Her hand went for the ignition, stalled on the key, then fell into her lap. “Man,” Regina said, “I don’t know what Winthrop promised him. Property? Money? They definitely didn’t talk about that on Easter or Christmas, when we used to sit around and the old folks would tell us the story about how we came here. How proud we all should be that we were related to such strong souls.”

At the very least Goode got a few street signs out of it. He looked over at Regina. What was she hoping to accomplish, really, by bringing the town back to Freedom? To undo the double cross? Right the injustice. Only it was not the injustice he had been thinking of. “What are you going to do?” he asked. He didn’t know what he meant.

She said, “Maybe he didn’t get anything concrete. Maybe it was enough that it was the most prudent thing for the community they were building. That,” she said, pointing at the end of the pier, the dark water, “that was going to make or break this place. Supply lines. He knew that. So why not change the name. Right?”

“I can’t tell you that,” he said. He’d been trying to get into the heads of those two men, but was having a hard time. They lived in a completely different context. What did a slave know that we didn’t? To give yourself a name is power. They will try to give you a name and tell you who you are and try to make you into something else, and that is slavery. And to say, I Am This—that was freedom. He imagined the vote again. Did they come to blows? Did they curse? What name to give to the smile on Sterling Winthrop’s face. Jagged syllables and sharp kickers all the way. And what name to give to the lack of surprise on Field’s face. Because he must have known from the beginning of their trip that some brand of doom was waiting for him up here. Or not waiting, but dogging his every step, like it always did. His shadow and true companion.
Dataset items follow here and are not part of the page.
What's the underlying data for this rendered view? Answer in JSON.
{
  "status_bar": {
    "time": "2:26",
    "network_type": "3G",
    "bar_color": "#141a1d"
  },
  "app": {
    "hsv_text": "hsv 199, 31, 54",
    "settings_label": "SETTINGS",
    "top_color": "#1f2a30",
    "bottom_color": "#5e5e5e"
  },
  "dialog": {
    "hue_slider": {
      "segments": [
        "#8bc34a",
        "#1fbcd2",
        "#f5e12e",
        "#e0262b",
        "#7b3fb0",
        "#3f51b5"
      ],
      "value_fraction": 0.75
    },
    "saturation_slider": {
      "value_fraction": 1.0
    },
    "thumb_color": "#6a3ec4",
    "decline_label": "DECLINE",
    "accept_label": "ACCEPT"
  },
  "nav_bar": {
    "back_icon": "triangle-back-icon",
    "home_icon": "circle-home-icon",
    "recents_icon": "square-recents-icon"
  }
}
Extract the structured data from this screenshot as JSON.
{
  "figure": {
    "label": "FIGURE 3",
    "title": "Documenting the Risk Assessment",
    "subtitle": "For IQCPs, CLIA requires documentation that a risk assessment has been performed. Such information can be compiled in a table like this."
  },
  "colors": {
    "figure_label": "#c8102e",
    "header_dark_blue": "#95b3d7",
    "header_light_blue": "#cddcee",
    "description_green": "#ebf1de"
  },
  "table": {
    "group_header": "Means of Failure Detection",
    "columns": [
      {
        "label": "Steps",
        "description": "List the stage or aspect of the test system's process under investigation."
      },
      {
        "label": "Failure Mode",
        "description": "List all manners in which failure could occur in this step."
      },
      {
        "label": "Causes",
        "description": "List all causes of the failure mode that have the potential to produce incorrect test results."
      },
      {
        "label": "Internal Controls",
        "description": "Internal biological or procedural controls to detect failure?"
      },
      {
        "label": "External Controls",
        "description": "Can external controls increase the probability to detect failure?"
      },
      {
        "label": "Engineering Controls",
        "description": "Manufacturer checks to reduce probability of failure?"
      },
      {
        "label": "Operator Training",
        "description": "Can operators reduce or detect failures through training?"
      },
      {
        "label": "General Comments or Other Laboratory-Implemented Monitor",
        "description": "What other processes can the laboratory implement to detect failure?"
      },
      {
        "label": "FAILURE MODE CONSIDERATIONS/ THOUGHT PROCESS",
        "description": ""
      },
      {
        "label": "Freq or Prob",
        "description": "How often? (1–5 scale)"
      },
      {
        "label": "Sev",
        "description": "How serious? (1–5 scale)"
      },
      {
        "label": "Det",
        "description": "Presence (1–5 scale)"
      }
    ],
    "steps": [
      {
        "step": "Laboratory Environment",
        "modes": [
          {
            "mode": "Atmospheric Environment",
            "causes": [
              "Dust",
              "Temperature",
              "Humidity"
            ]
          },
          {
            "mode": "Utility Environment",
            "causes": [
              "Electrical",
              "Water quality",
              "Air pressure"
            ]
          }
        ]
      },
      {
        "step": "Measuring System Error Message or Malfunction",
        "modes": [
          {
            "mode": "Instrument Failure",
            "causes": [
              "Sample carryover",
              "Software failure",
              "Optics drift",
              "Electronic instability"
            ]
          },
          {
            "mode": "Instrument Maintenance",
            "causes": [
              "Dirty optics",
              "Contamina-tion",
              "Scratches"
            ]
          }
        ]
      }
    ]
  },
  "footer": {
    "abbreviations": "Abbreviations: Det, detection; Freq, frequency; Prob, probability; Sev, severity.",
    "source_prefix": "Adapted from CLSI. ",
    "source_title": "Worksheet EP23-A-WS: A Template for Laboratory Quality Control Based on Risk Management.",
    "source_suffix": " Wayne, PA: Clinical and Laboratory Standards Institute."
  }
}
“I wish I could ask them,” Regina said wistfully. “I wish I had been there when they first arrived and looked around and said, ‘This is the place.’ It must have been beautiful. It was Abraham that came up with Freedom, did you know that? Field was of his own mind, of course, with some cockeyed idea, but the people decided to go with Freedom.”

He asked what Field’s suggestion had been.

It took her a minute before she was able to recall it. Seeing his expression, she shook her head in gentle dismay, her lips pressed together into a thin smile. “Can you imagine thinking that would be a good name for a place where people live?” she asked.

.  .  .  .  .  .  .  .

Any handy road atlas describes the long tradition of noun names, adjectival names, that yoke abstraction to dirt, where we can get our grimy hands on it. Confluence, KY, Friendship, LA, Superior, CO, Commerce, OK, Plush, OR. Hope, AR, naturally. Oftentimes these names can also be found on the sides of packages of laundry detergent or abrasive cleaners, so generous and thorough is the sweep of their connotation. Freedom, needless to add. Can’t forget Freedom.